Приезжал один новый русский. Почти что олигарх. Попросили его пожертвовать денег русской школе, он сразу из заднего кармана штуку баксов достал. Учительница испугалась: остальные по пятерке дают. А он говорит: берите, не последние. Леша, конечно, сразу с ним подружился. На день рожденья специально, незваный, приезжал, подарок дарить. "Из уваженья к богатсву скидывая картуз ..."
И как-то все в нем искренне совмещается: безбожный коммунизм и православие; советский патриотизм и дружба с власовцами; приличный достаток и лизоблюдство перед большими деньгами. Прямо, как в "1984": "Мир - это война, свобода - это рабство, мы всегда воевали с Евразией ...
- А сам-то ты не такой? - спросил друг насмешливо.
- Надеюсь, что нет, - ответил м-р Никто, подумав. - Я не ангел, как ты знаешь. Но я, по крайней мере, знаю, что грешен. Может быть, даже страдаю от этого. А двоемыслие - хорошая вещь, освобождает от совести. Это черное? Не знаю. Может, черное, а может, белое. Ладно, пошли. Двадцать минут осталось.
----------
М-р Никто шел по темной улице. Кое-где ему под ноги на асфальт тротуара летели брызги из автоматических газонных поливалок. Свет полосками падал из окон домов сквозь щели в шторах и ставнях. Впереди, под ярким фонарем, у крыльца старого двухэтажного дома курили и оживленно разговаривали несколько мужчин. Он поднялся по ступенькам и вошел в небольшую прихожую, в которой толпился народ. Никто не обратил на него внимания, только Алексей, выходец из Чили, узнал его и сказал с акцентом:
- Здравствуй, как поживаешь.
- А где хозяин? - спросил его м-р Никто, пожимая протянутую руку.
- Там, - указал Алексей на открытую дверь.

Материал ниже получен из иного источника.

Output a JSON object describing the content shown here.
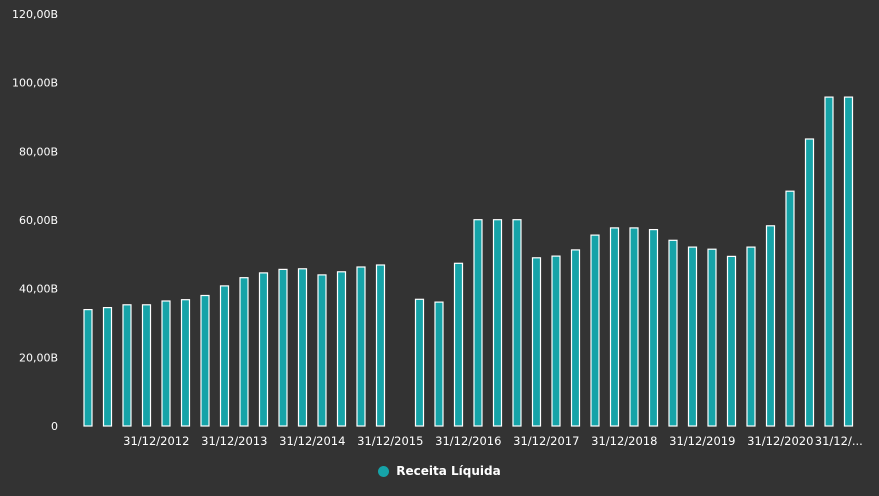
{
  "chart_data": {
    "type": "bar",
    "title": "",
    "xlabel": "",
    "ylabel": "",
    "ylim": [
      0,
      120
    ],
    "y_unit": "B",
    "yticks": [
      {
        "value": 0,
        "label": "0"
      },
      {
        "value": 20,
        "label": "20,00B"
      },
      {
        "value": 40,
        "label": "40,00B"
      },
      {
        "value": 60,
        "label": "60,00B"
      },
      {
        "value": 80,
        "label": "80,00B"
      },
      {
        "value": 100,
        "label": "100,00B"
      },
      {
        "value": 120,
        "label": "120,00B"
      }
    ],
    "xticks": [
      {
        "slot": 3.5,
        "label": "31/12/2012"
      },
      {
        "slot": 7.5,
        "label": "31/12/2013"
      },
      {
        "slot": 11.5,
        "label": "31/12/2014"
      },
      {
        "slot": 15.5,
        "label": "31/12/2015"
      },
      {
        "slot": 19.5,
        "label": "31/12/2016"
      },
      {
        "slot": 23.5,
        "label": "31/12/2017"
      },
      {
        "slot": 27.5,
        "label": "31/12/2018"
      },
      {
        "slot": 31.5,
        "label": "31/12/2019"
      },
      {
        "slot": 35.5,
        "label": "31/12/2020"
      },
      {
        "slot": 38.5,
        "label": "31/12/..."
      }
    ],
    "legend_position": "bottom-center",
    "grid": false,
    "series": [
      {
        "name": "Receita Líquida",
        "color": "#16a3a8",
        "values": [
          33.9,
          34.5,
          35.3,
          35.3,
          36.4,
          36.8,
          38.0,
          40.8,
          43.2,
          44.6,
          45.6,
          45.8,
          44.0,
          44.9,
          46.3,
          46.9,
          null,
          36.9,
          36.1,
          47.4,
          60.1,
          60.1,
          60.1,
          49.0,
          49.5,
          51.3,
          55.6,
          57.7,
          57.7,
          57.2,
          54.1,
          52.1,
          51.5,
          49.4,
          52.1,
          58.3,
          68.4,
          83.6,
          95.8,
          95.8
        ]
      }
    ]
  },
  "legend": {
    "label": "Receita Líquida",
    "color": "#16a3a8"
  }
}
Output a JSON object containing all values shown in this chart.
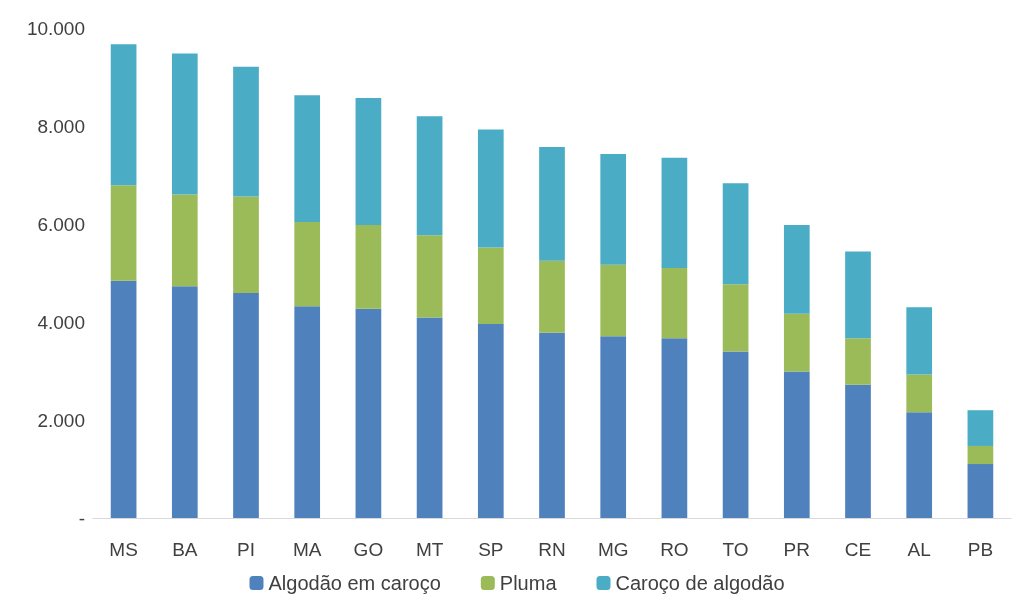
{
  "chart_data": {
    "type": "bar",
    "stacked": true,
    "categories": [
      "MS",
      "BA",
      "PI",
      "MA",
      "GO",
      "MT",
      "SP",
      "RN",
      "MG",
      "RO",
      "TO",
      "PR",
      "CE",
      "AL",
      "PB"
    ],
    "series": [
      {
        "name": "Algodão em caroço",
        "color": "#4f81bd",
        "values": [
          4840,
          4730,
          4590,
          4320,
          4270,
          4090,
          3960,
          3780,
          3710,
          3670,
          3400,
          2990,
          2720,
          2160,
          1100
        ]
      },
      {
        "name": "Pluma",
        "color": "#9bbb59",
        "values": [
          1950,
          1870,
          1970,
          1720,
          1710,
          1680,
          1560,
          1470,
          1460,
          1430,
          1370,
          1180,
          950,
          770,
          370
        ]
      },
      {
        "name": "Caroço de algodão",
        "color": "#4bacc6",
        "values": [
          2880,
          2880,
          2650,
          2590,
          2590,
          2430,
          2410,
          2320,
          2260,
          2250,
          2060,
          1810,
          1770,
          1370,
          730
        ]
      }
    ],
    "ylim": [
      0,
      10000
    ],
    "yticks": [
      {
        "value": 0,
        "label": "-"
      },
      {
        "value": 2000,
        "label": "2.000"
      },
      {
        "value": 4000,
        "label": "4.000"
      },
      {
        "value": 6000,
        "label": "6.000"
      },
      {
        "value": 8000,
        "label": "8.000"
      },
      {
        "value": 10000,
        "label": "10.000"
      }
    ],
    "grid": false,
    "legend": "bottom"
  }
}
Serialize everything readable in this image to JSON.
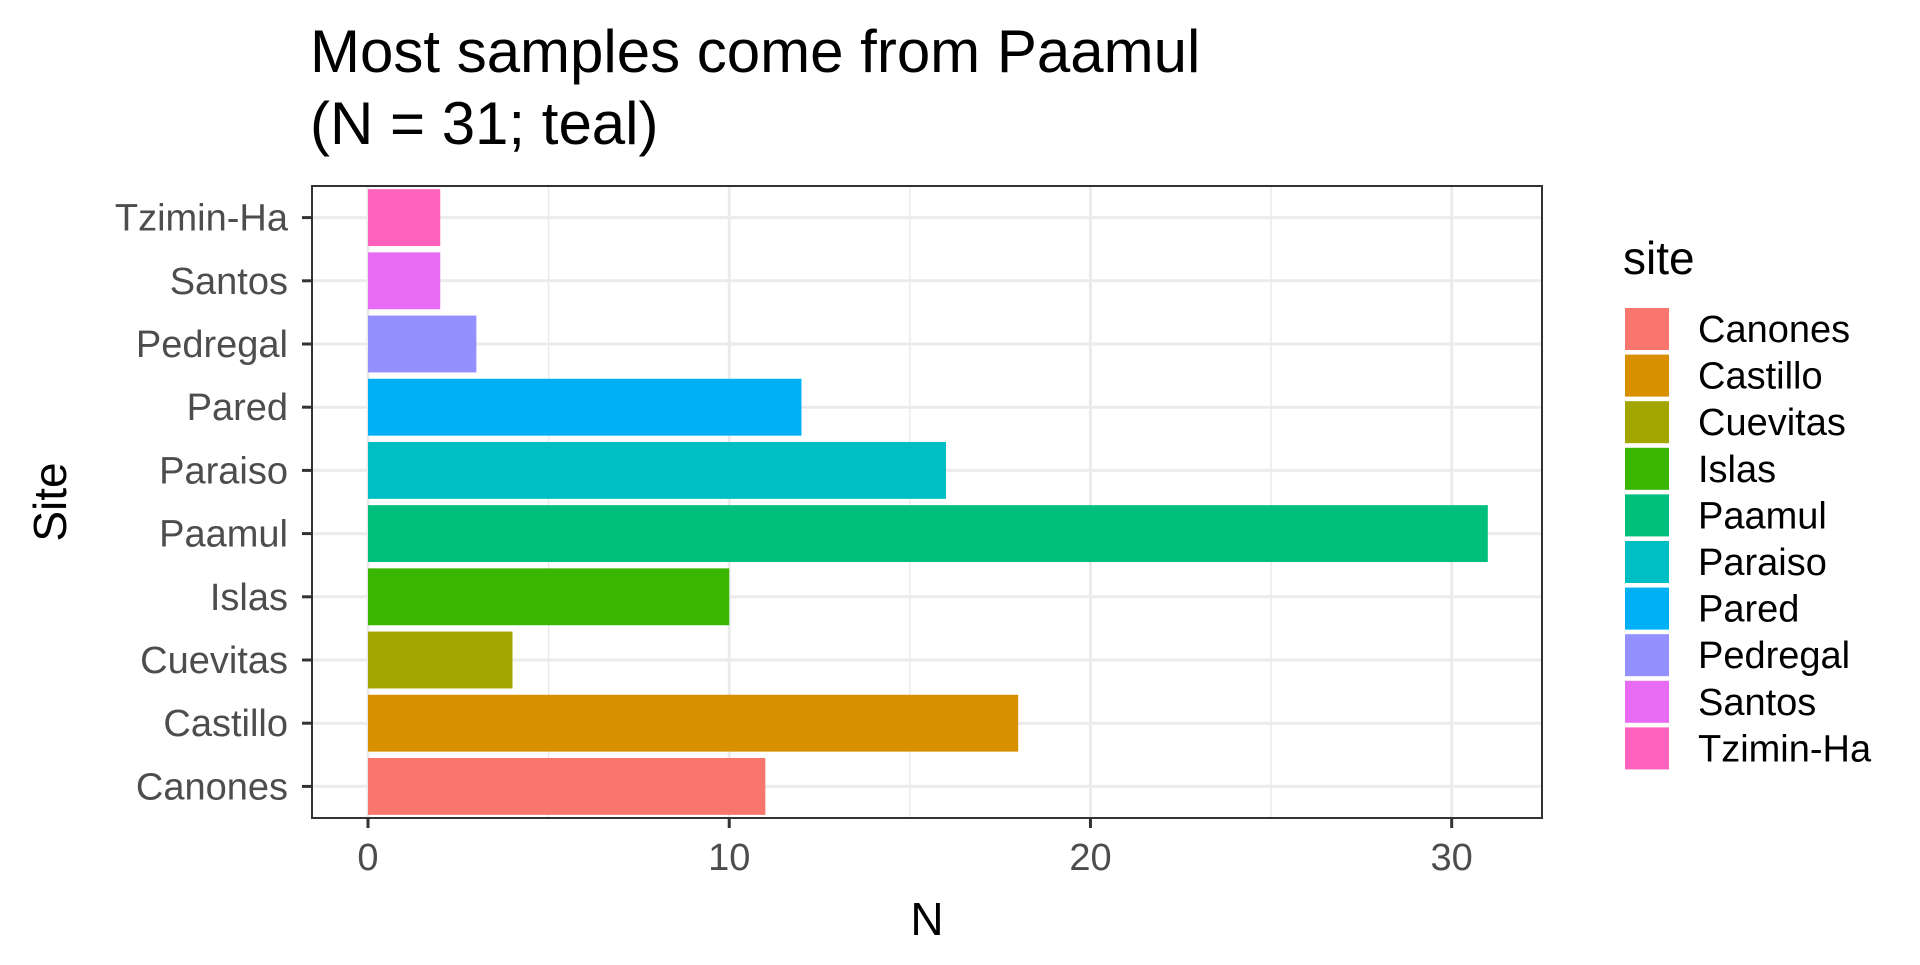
{
  "chart_data": {
    "type": "bar",
    "orientation": "horizontal",
    "title_line1": "Most samples come from Paamul",
    "title_line2": "(N = 31; teal)",
    "xlabel": "N",
    "ylabel": "Site",
    "xlim": [
      0,
      32.5
    ],
    "x_ticks": [
      0,
      10,
      20,
      30
    ],
    "grid": true,
    "legend_title": "site",
    "legend_position": "right",
    "categories": [
      "Canones",
      "Castillo",
      "Cuevitas",
      "Islas",
      "Paamul",
      "Paraiso",
      "Pared",
      "Pedregal",
      "Santos",
      "Tzimin-Ha"
    ],
    "values": [
      11,
      18,
      4,
      10,
      31,
      16,
      12,
      3,
      2,
      2
    ],
    "colors": [
      "#F8766D",
      "#D89000",
      "#A3A500",
      "#39B600",
      "#00BF7D",
      "#00BFC4",
      "#00B0F6",
      "#9590FF",
      "#E76BF3",
      "#FF62BC"
    ]
  }
}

По тесноте, оживленности возгласов, звону посуды где-то в глубине дома м-р Никто почувствовал, что именины в разгаре. Хозяин, отец Стефан, сидел в гостиной за столом, окруженный гостями. Он был одет не по-праздничному, в черную длинную рясу, поверх которой на груди висел большой медный крест. Длинные седые волосы, белая борода и усы обрамляли красноватое лицо с крупным носом и пухлыми губами.
Несмотря на то, что о. Стефан разговаривал одновременно с несколькими людьми, он заметил м-ра Никто, замахал ему рукой и поднялся навстречу. М-р Никто удивился, поскольку был ленивым, редким прихожанином, и сказал, что хоть незваный, но решил все же зайти и поздравить.
"Очень рад, - ответил о. Стефан ласково. - Пойдемте на кухню, там угощают".
М-р Никто протянул о. Стефану большую бутылку водки "Российский стандарт" в картонной коробке, заметив, что такой в Америке нет, что она досталась ему по случаю.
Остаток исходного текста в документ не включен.